What weas advertised in a colonial American newspaper 250 years ago this week?

“Diapers for clouting, napkins and table cloths.”
Throughout the summer of 1771, Bethune and Prince ran an advertisement for “IRISH LINNENS” in the Massachusetts Gazette and Boston Post-Boy. Like most other advertisements in eighteenth-century newspapers, it consisted entirely of text, but it differed in appearance from most other notices concerning commodities for sale. Rather than goods listed in dense paragraphs of text, Bethune and Prince’s advertisement featured innovative graphic design that both organized the merchandise for readers and made the notice distinctive.
The “IRISH LINNENS” available at Bethune and Prince’s store on King Street included shirting, diapers, and sheeting. Each of those categories appeared in font that rivaled the size of the headline. Descriptions, in font the size that matched the text in the body of other advertisements on the same page, appeared to the right of each category of linen. For instance, “Shirting” ran in larger font justified to the left margin with “3-4ths, 7-8th and yard wide” in smaller font on two lines to the right. Similarly, “Diapers” appeared in larger font on the left and “for clouting, napkins and table cloths” in smaller font on the right.
Bethune and Prince deployed other means of enticing customers. They promoted their “large Assortment” and promised that “Wholesale Customers may be supplied nearly as low as they are bought in England.” Their marketing efforts, however, did not rely solely on those appeals.
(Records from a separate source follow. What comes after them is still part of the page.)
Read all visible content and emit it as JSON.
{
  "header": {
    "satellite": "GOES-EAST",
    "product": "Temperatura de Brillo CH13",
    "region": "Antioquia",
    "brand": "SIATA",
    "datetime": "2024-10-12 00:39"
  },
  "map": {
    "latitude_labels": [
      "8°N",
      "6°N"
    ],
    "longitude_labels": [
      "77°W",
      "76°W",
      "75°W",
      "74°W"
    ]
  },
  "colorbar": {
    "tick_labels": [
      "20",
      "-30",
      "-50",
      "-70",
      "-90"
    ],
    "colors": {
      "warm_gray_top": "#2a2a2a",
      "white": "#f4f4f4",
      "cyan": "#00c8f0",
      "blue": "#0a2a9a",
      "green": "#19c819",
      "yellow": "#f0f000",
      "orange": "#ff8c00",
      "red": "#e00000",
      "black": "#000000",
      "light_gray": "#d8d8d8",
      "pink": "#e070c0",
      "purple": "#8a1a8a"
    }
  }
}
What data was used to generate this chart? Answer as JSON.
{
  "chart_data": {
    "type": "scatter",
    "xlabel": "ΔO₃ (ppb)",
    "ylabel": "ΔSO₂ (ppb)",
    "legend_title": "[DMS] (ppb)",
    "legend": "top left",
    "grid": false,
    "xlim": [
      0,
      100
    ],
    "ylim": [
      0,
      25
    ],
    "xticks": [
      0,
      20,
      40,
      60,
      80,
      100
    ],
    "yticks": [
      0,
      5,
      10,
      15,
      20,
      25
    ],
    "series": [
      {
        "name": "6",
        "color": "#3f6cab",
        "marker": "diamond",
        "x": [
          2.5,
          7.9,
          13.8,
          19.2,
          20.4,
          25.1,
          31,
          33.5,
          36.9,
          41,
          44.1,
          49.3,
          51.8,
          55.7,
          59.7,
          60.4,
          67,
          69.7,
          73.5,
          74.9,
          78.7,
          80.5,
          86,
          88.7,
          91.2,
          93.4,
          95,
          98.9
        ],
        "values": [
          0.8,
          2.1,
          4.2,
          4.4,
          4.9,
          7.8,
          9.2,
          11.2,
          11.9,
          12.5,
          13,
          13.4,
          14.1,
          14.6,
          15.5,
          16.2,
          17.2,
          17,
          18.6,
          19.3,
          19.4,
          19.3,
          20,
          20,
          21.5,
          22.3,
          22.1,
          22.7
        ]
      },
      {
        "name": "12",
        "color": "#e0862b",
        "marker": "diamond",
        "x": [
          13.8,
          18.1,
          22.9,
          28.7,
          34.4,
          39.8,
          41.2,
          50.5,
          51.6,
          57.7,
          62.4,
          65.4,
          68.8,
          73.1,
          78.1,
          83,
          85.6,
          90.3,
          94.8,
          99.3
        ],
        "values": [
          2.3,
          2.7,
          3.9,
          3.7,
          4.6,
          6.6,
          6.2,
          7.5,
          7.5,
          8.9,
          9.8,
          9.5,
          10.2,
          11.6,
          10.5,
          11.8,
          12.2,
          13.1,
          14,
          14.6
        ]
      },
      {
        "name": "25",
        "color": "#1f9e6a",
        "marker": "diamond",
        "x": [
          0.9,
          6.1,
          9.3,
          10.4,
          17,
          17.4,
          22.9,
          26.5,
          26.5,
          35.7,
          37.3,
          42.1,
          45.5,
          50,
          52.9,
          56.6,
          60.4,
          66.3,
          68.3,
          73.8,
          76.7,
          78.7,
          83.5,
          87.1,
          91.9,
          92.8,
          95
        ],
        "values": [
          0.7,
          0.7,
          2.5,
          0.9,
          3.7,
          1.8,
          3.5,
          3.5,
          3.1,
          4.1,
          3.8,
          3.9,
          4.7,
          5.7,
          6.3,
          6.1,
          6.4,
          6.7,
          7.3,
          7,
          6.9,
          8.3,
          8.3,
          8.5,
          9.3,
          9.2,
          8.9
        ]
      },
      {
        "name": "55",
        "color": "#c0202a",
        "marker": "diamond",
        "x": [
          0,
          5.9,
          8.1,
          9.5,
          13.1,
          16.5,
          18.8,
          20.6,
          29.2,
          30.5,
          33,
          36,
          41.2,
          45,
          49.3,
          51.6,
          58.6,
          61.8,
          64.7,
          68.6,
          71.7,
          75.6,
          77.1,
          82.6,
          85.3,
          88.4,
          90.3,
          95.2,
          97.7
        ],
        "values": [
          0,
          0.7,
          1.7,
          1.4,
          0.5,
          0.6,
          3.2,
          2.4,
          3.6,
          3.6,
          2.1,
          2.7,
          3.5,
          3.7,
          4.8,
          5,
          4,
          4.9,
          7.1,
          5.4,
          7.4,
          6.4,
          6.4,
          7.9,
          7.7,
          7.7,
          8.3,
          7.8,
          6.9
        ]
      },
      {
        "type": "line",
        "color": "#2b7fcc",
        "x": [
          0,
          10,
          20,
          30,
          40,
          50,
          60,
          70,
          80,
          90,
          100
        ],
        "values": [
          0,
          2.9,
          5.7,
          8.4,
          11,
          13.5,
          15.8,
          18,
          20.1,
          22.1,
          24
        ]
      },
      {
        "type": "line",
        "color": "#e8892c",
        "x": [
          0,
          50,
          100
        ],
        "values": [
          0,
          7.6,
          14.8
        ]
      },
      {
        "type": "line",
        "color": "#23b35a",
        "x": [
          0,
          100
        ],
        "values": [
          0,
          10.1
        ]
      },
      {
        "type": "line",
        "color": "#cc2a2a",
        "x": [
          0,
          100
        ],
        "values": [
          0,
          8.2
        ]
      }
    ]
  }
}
Instead, their advertisement deployed graphic design to attract attention, increasing the chances that prospective customers would notice the variety of choices and low prices. The unusual format required additional effort on the part of the compositor who set the type, but likely not so much as to increase the price of an advertisement usually determined by the amount of space that it occupied rather the number of words it included. Bethune and Prince likely requested the unique format, but it also may have been the product of a compositor looking to experiment with the design elements of the advertisement.